A trade war between China and the United States would be negative for both countries and the global economy. The global economy still has not recaptured the pace of economic expansion it enjoyed prior to the Great Recession in 2008. The International Monetary Fund has forecast 3.7 percent global output for 2018 and 3.9 percent in 2019.
The risk is that an all-out trade war could spread into parts of the Sino-American relationship. Beijing could stop buying U.S. government debt. According to the U.S. Treasury Department, as of December 2017, China was the largest foreign holder of its debt at $1.18 trillion, slightly ahead of Japan. If China were to stop buying U.S. debt, markets would be devastated and Washington would have a hard time financing itself. China could also seek to undermine the international position of the U.S. dollar, insisting on the use of its currency in transactions. Such actions, however, would also hurt China’s economy. If relations deteriorate into a major economic war, both countries would consider how to achieve maximum damage to the other with the view that someone will eventually walk away a winner.
It is in this context that Xi’s move to one-man dictatorship is important, since he expects a major challenge from the United States on trade. President Trump has signaled his views on trade and his willingness to impose them. Xi has made certain that he is well-prepared for Trump’s moves, especially in regard to a security apparatus that will clamp down on any public discontent arising from an economic downturn.
Changing Perceptions Add to the Potential for a Trade War
At the same time, President Xi’s shift to dictatorship can be seen as a distinct move away from the long-cherished U.S. hope that economic liberalism would eventually lead to political liberalization. Just as the Chinese long assumed that the United States would remain the champion of free trade, the Americans too have found a key perception to have been wrong. In a sense, America’s shift from free trade to protectionism is matched by Xi’s political consolidation. Part of that challenge is the daunting task of pushing aside the U.S.-dominated order without entirely disrupting critical trading relations. A full-blown trade war at this point is not desirable.
President Xi’s power is at its apex—for now. What he does with that power will be critical for his legacy as well as where he wants to take China. Xi’s list of challenges is extensive. Key among these is the compact between the Communist Party and the Chinese population: as long as you remain out of politics, the party will provide you with a better standard of living. This compact is already under considerable pressure, considering income gaps, rural-urban disparities, corruption and pollution—all issues that chip away at the Chinese state’s legitimacy.
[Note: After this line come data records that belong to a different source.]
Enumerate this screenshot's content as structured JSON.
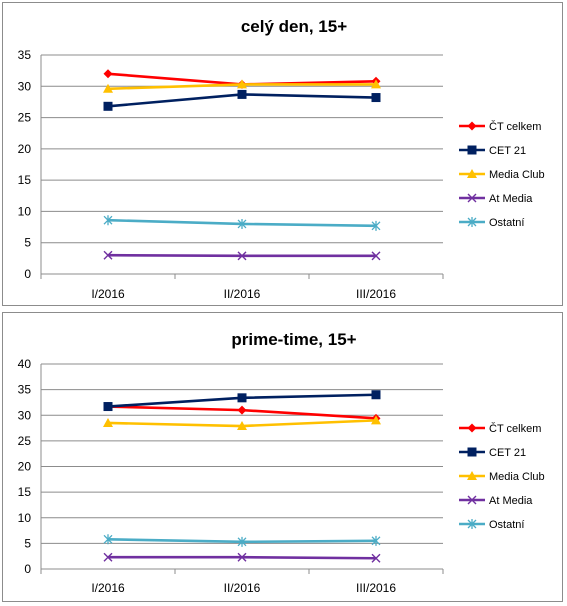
{
  "chart_data": [
    {
      "type": "line",
      "title": "celý den, 15+",
      "categories": [
        "I/2016",
        "II/2016",
        "III/2016"
      ],
      "ylim": [
        0,
        35
      ],
      "yticks": [
        0,
        5,
        10,
        15,
        20,
        25,
        30,
        35
      ],
      "grid": true,
      "legend": "right",
      "series": [
        {
          "name": "ČT celkem",
          "values": [
            32.0,
            30.3,
            30.8
          ],
          "color": "#ff0000",
          "marker": "diamond"
        },
        {
          "name": "CET 21",
          "values": [
            26.8,
            28.7,
            28.2
          ],
          "color": "#002060",
          "marker": "square"
        },
        {
          "name": "Media Club",
          "values": [
            29.6,
            30.3,
            30.3
          ],
          "color": "#ffc000",
          "marker": "triangle"
        },
        {
          "name": "At Media",
          "values": [
            3.0,
            2.9,
            2.9
          ],
          "color": "#7030a0",
          "marker": "x"
        },
        {
          "name": "Ostatní",
          "values": [
            8.6,
            8.0,
            7.7
          ],
          "color": "#4bacc6",
          "marker": "star"
        }
      ]
    },
    {
      "type": "line",
      "title": "prime-time, 15+",
      "categories": [
        "I/2016",
        "II/2016",
        "III/2016"
      ],
      "ylim": [
        0,
        40
      ],
      "yticks": [
        0,
        5,
        10,
        15,
        20,
        25,
        30,
        35,
        40
      ],
      "grid": true,
      "legend": "right",
      "series": [
        {
          "name": "ČT celkem",
          "values": [
            31.7,
            31.0,
            29.4
          ],
          "color": "#ff0000",
          "marker": "diamond"
        },
        {
          "name": "CET 21",
          "values": [
            31.7,
            33.4,
            34.0
          ],
          "color": "#002060",
          "marker": "square"
        },
        {
          "name": "Media Club",
          "values": [
            28.5,
            27.9,
            29.0
          ],
          "color": "#ffc000",
          "marker": "triangle"
        },
        {
          "name": "At Media",
          "values": [
            2.3,
            2.3,
            2.1
          ],
          "color": "#7030a0",
          "marker": "x"
        },
        {
          "name": "Ostatní",
          "values": [
            5.8,
            5.3,
            5.5
          ],
          "color": "#4bacc6",
          "marker": "star"
        }
      ]
    }
  ]
}
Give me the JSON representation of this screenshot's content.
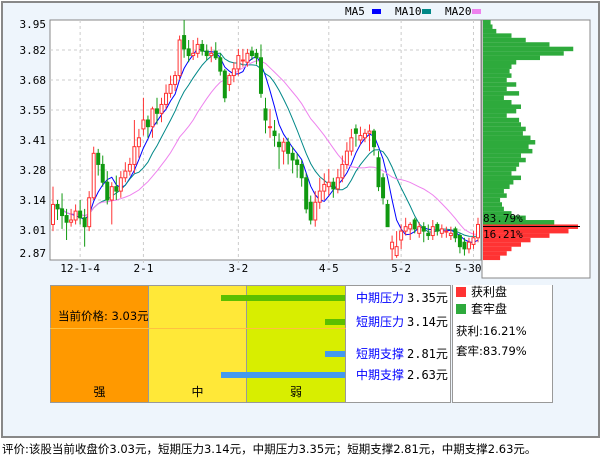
{
  "legend": {
    "ma5": "MA5",
    "ma10": "MA10",
    "ma20": "MA20"
  },
  "colors": {
    "up": "#ff3333",
    "down": "#119911",
    "ma5": "#0000ff",
    "ma10": "#008888",
    "ma20": "#ee82ee",
    "profit": "#ff3333",
    "trapped": "#2eaa3c",
    "strong": "#ff9900",
    "mid": "#ffe838",
    "weak": "#d8ee00",
    "resist": "#5cbf00",
    "support": "#4499ee"
  },
  "chart_data": {
    "type": "candlestick",
    "ylim": [
      2.87,
      3.95
    ],
    "y_ticks": [
      "3.95",
      "3.82",
      "3.68",
      "3.55",
      "3.41",
      "3.28",
      "3.14",
      "3.01",
      "2.87"
    ],
    "x_ticks": [
      {
        "label": "12-1-4",
        "index": 6
      },
      {
        "label": "2-1",
        "index": 20
      },
      {
        "label": "3-2",
        "index": 41
      },
      {
        "label": "4-5",
        "index": 61
      },
      {
        "label": "5-2",
        "index": 77
      },
      {
        "label": "5-30",
        "index": 93
      }
    ],
    "grid": true,
    "legend_position": "top-right",
    "ohlc": [
      [
        3.03,
        3.2,
        3.0,
        3.12
      ],
      [
        3.12,
        3.14,
        3.05,
        3.1
      ],
      [
        3.1,
        3.17,
        3.01,
        3.07
      ],
      [
        3.07,
        3.1,
        2.96,
        3.04
      ],
      [
        3.04,
        3.1,
        3.02,
        3.05
      ],
      [
        3.05,
        3.12,
        3.03,
        3.09
      ],
      [
        3.09,
        3.14,
        3.03,
        3.06
      ],
      [
        3.06,
        3.1,
        2.93,
        3.02
      ],
      [
        3.02,
        3.18,
        3.0,
        3.15
      ],
      [
        3.15,
        3.38,
        3.14,
        3.35
      ],
      [
        3.35,
        3.37,
        3.25,
        3.3
      ],
      [
        3.3,
        3.34,
        3.2,
        3.22
      ],
      [
        3.22,
        3.27,
        3.12,
        3.14
      ],
      [
        3.14,
        3.22,
        3.03,
        3.2
      ],
      [
        3.2,
        3.25,
        3.14,
        3.18
      ],
      [
        3.18,
        3.27,
        3.15,
        3.24
      ],
      [
        3.24,
        3.31,
        3.22,
        3.27
      ],
      [
        3.27,
        3.33,
        3.25,
        3.3
      ],
      [
        3.3,
        3.5,
        3.26,
        3.38
      ],
      [
        3.38,
        3.46,
        3.33,
        3.42
      ],
      [
        3.46,
        3.6,
        3.43,
        3.5
      ],
      [
        3.5,
        3.52,
        3.42,
        3.47
      ],
      [
        3.47,
        3.56,
        3.42,
        3.55
      ],
      [
        3.55,
        3.6,
        3.48,
        3.53
      ],
      [
        3.53,
        3.6,
        3.49,
        3.57
      ],
      [
        3.57,
        3.66,
        3.55,
        3.62
      ],
      [
        3.62,
        3.7,
        3.6,
        3.66
      ],
      [
        3.66,
        3.72,
        3.63,
        3.7
      ],
      [
        3.7,
        3.88,
        3.68,
        3.86
      ],
      [
        3.88,
        3.95,
        3.78,
        3.82
      ],
      [
        3.82,
        3.86,
        3.76,
        3.79
      ],
      [
        3.79,
        3.86,
        3.77,
        3.8
      ],
      [
        3.8,
        3.87,
        3.78,
        3.84
      ],
      [
        3.84,
        3.86,
        3.79,
        3.81
      ],
      [
        3.81,
        3.84,
        3.77,
        3.79
      ],
      [
        3.79,
        3.83,
        3.76,
        3.8
      ],
      [
        3.81,
        3.85,
        3.77,
        3.78
      ],
      [
        3.78,
        3.8,
        3.7,
        3.72
      ],
      [
        3.72,
        3.73,
        3.58,
        3.6
      ],
      [
        3.66,
        3.71,
        3.63,
        3.7
      ],
      [
        3.7,
        3.76,
        3.67,
        3.73
      ],
      [
        3.73,
        3.82,
        3.7,
        3.79
      ],
      [
        3.77,
        3.82,
        3.74,
        3.77
      ],
      [
        3.76,
        3.82,
        3.74,
        3.8
      ],
      [
        3.81,
        3.83,
        3.77,
        3.79
      ],
      [
        3.8,
        3.82,
        3.75,
        3.78
      ],
      [
        3.78,
        3.84,
        3.6,
        3.62
      ],
      [
        3.55,
        3.6,
        3.44,
        3.5
      ],
      [
        3.47,
        3.55,
        3.42,
        3.47
      ],
      [
        3.45,
        3.5,
        3.38,
        3.43
      ],
      [
        3.4,
        3.44,
        3.28,
        3.38
      ],
      [
        3.36,
        3.42,
        3.3,
        3.4
      ],
      [
        3.4,
        3.42,
        3.3,
        3.35
      ],
      [
        3.35,
        3.38,
        3.26,
        3.32
      ],
      [
        3.32,
        3.35,
        3.24,
        3.3
      ],
      [
        3.3,
        3.32,
        3.2,
        3.24
      ],
      [
        3.24,
        3.26,
        3.08,
        3.1
      ],
      [
        3.13,
        3.16,
        3.03,
        3.05
      ],
      [
        3.05,
        3.18,
        3.02,
        3.13
      ],
      [
        3.13,
        3.24,
        3.1,
        3.18
      ],
      [
        3.18,
        3.26,
        3.14,
        3.21
      ],
      [
        3.2,
        3.28,
        3.16,
        3.22
      ],
      [
        3.22,
        3.24,
        3.15,
        3.19
      ],
      [
        3.19,
        3.28,
        3.17,
        3.24
      ],
      [
        3.24,
        3.34,
        3.22,
        3.3
      ],
      [
        3.3,
        3.4,
        3.28,
        3.36
      ],
      [
        3.36,
        3.46,
        3.34,
        3.42
      ],
      [
        3.46,
        3.48,
        3.38,
        3.44
      ],
      [
        3.41,
        3.47,
        3.39,
        3.43
      ],
      [
        3.42,
        3.46,
        3.4,
        3.44
      ],
      [
        3.44,
        3.48,
        3.36,
        3.45
      ],
      [
        3.45,
        3.46,
        3.34,
        3.38
      ],
      [
        3.33,
        3.36,
        3.18,
        3.2
      ],
      [
        3.24,
        3.26,
        3.12,
        3.15
      ],
      [
        3.12,
        3.14,
        3.02,
        3.02
      ],
      [
        2.92,
        2.98,
        2.87,
        2.95
      ],
      [
        2.89,
        3.0,
        2.88,
        2.93
      ],
      [
        2.96,
        3.03,
        2.92,
        3.0
      ],
      [
        3.0,
        3.06,
        2.98,
        3.02
      ],
      [
        3.01,
        3.04,
        2.96,
        3.03
      ],
      [
        3.05,
        3.06,
        2.99,
        3.01
      ],
      [
        2.99,
        3.04,
        2.97,
        3.02
      ],
      [
        3.02,
        3.04,
        2.95,
        3.0
      ],
      [
        2.99,
        3.03,
        2.96,
        2.98
      ],
      [
        2.98,
        3.05,
        2.96,
        3.02
      ],
      [
        3.03,
        3.04,
        2.98,
        3.0
      ],
      [
        2.99,
        3.03,
        2.97,
        3.01
      ],
      [
        3.0,
        3.02,
        2.97,
        3.0
      ],
      [
        2.98,
        3.02,
        2.96,
        2.99
      ],
      [
        3.01,
        3.02,
        2.95,
        2.97
      ],
      [
        2.98,
        2.99,
        2.9,
        2.93
      ],
      [
        2.95,
        2.97,
        2.89,
        2.92
      ],
      [
        2.92,
        2.97,
        2.9,
        2.95
      ],
      [
        2.94,
        3.0,
        2.92,
        2.97
      ],
      [
        2.97,
        3.06,
        2.95,
        3.03
      ]
    ],
    "chip_distribution": {
      "current_price": 3.03,
      "prices": [
        3.94,
        3.92,
        3.9,
        3.88,
        3.86,
        3.84,
        3.82,
        3.8,
        3.78,
        3.76,
        3.74,
        3.72,
        3.7,
        3.68,
        3.66,
        3.64,
        3.62,
        3.6,
        3.58,
        3.56,
        3.54,
        3.52,
        3.5,
        3.48,
        3.46,
        3.44,
        3.42,
        3.4,
        3.38,
        3.36,
        3.34,
        3.32,
        3.3,
        3.28,
        3.26,
        3.24,
        3.22,
        3.2,
        3.18,
        3.16,
        3.14,
        3.12,
        3.1,
        3.08,
        3.06,
        3.04,
        3.02,
        3.0,
        2.98,
        2.96,
        2.94,
        2.92,
        2.9,
        2.88
      ],
      "values": [
        8,
        10,
        14,
        30,
        45,
        70,
        95,
        85,
        60,
        35,
        30,
        28,
        30,
        25,
        35,
        25,
        38,
        22,
        30,
        40,
        35,
        25,
        38,
        40,
        45,
        42,
        50,
        55,
        48,
        52,
        40,
        45,
        38,
        35,
        30,
        40,
        32,
        28,
        22,
        25,
        18,
        20,
        22,
        30,
        45,
        75,
        100,
        90,
        70,
        50,
        40,
        30,
        25,
        18
      ],
      "trapped_label": "83.79%",
      "profit_label": "16.21%"
    }
  },
  "panel": {
    "current_price_label": "当前价格: 3.03元",
    "zones": [
      "强",
      "中",
      "弱"
    ],
    "levels": [
      {
        "name": "中期压力",
        "value": "3.35元",
        "type": "resist",
        "price": 3.35
      },
      {
        "name": "短期压力",
        "value": "3.14元",
        "type": "resist",
        "price": 3.14
      },
      {
        "name": "短期支撑",
        "value": "2.81元",
        "type": "support",
        "price": 2.81
      },
      {
        "name": "中期支撑",
        "value": "2.63元",
        "type": "support",
        "price": 2.63
      }
    ]
  },
  "chip_legend": {
    "profit": "获利盘",
    "trapped": "套牢盘",
    "profit_ratio": "获利:16.21%",
    "trapped_ratio": "套牢:83.79%"
  },
  "summary": "评价:该股当前收盘价3.03元，短期压力3.14元，中期压力3.35元；短期支撑2.81元，中期支撑2.63元。"
}
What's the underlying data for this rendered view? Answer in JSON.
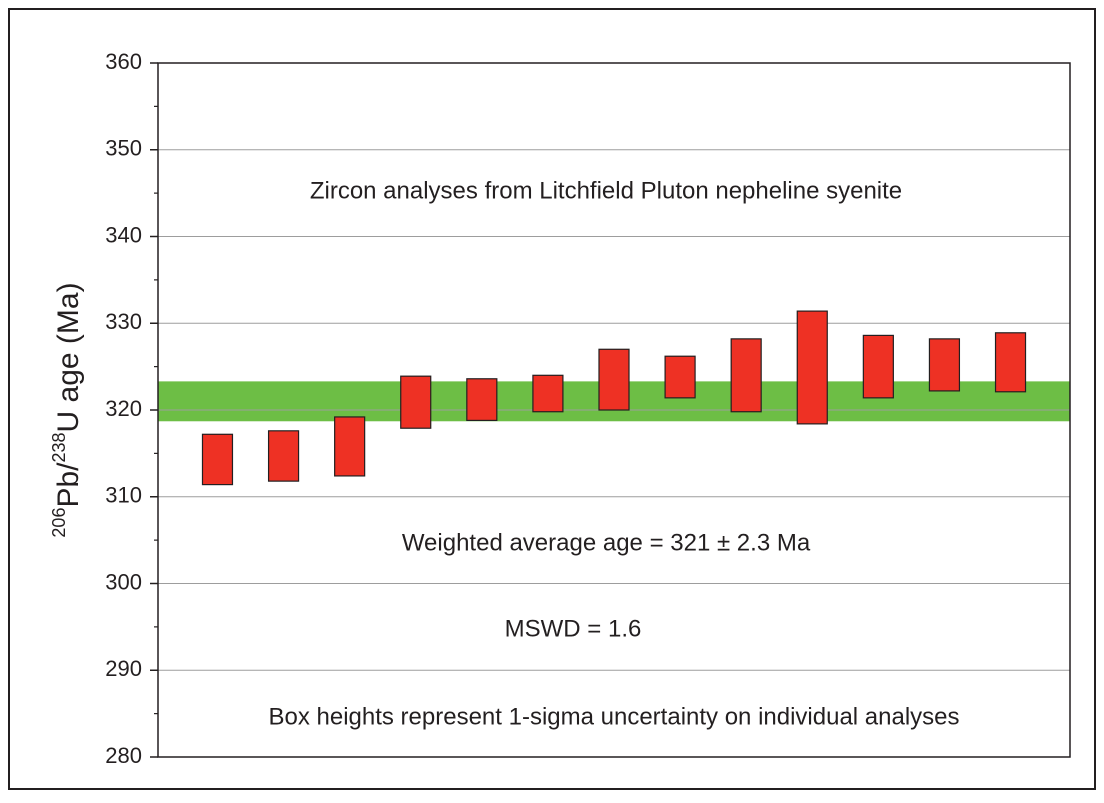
{
  "chart_data": {
    "type": "box-error",
    "y_label": {
      "iso1": "206",
      "el1": "Pb/",
      "iso2": "238",
      "rest": "U age (Ma)"
    },
    "annotations": [
      "Zircon analyses from Litchfield Pluton nepheline syenite",
      "Weighted average age = 321 ± 2.3 Ma",
      "MSWD = 1.6",
      "Box heights represent 1-sigma uncertainty on individual analyses"
    ],
    "x": [
      1,
      2,
      3,
      4,
      5,
      6,
      7,
      8,
      9,
      10,
      11,
      12,
      13
    ],
    "xlim": [
      0.1,
      13.9
    ],
    "series": [
      {
        "color": "#ee3124",
        "values": [
          314.3,
          314.7,
          315.8,
          320.9,
          321.2,
          321.9,
          323.5,
          323.8,
          324.0,
          324.9,
          325.0,
          325.2,
          325.5
        ],
        "errors": [
          2.9,
          2.9,
          3.4,
          3.0,
          2.4,
          2.1,
          3.5,
          2.4,
          4.2,
          6.5,
          3.6,
          3.0,
          3.4
        ]
      }
    ],
    "band": {
      "value": 321,
      "error": 2.3,
      "color": "#6dbe45"
    },
    "ylim": [
      280,
      360
    ],
    "yticks": [
      280,
      290,
      300,
      310,
      320,
      330,
      340,
      350,
      360
    ],
    "yminorticks": [
      285,
      295,
      305,
      315,
      325,
      335,
      345,
      355
    ],
    "grid": true
  }
}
With the Internet and travel, China’s 1.4 billion people are more connected with the world than at any time in history. This does not argue for a more liberal, democratic China, but one that is often strongly aware of what other people have and aspire to. In this sense, Xi also has to contend with rising expectations. A brutal and disruptive Sino-American trade war would put the Chinese political system and Xi’s own position under considerable pressure. If President Xi’s policies become messy failures he runs the risk of a palace coup, led by some secretive cabal, spawned by an autocratic regime that is not open to debate and suffers policy drift. President Xi should savor the moment, the tough part of dictatorial rule is just starting. The rest of the world should be ready for a more assertive line out of Beijing and more salvos in a deepening Sino-American trade war.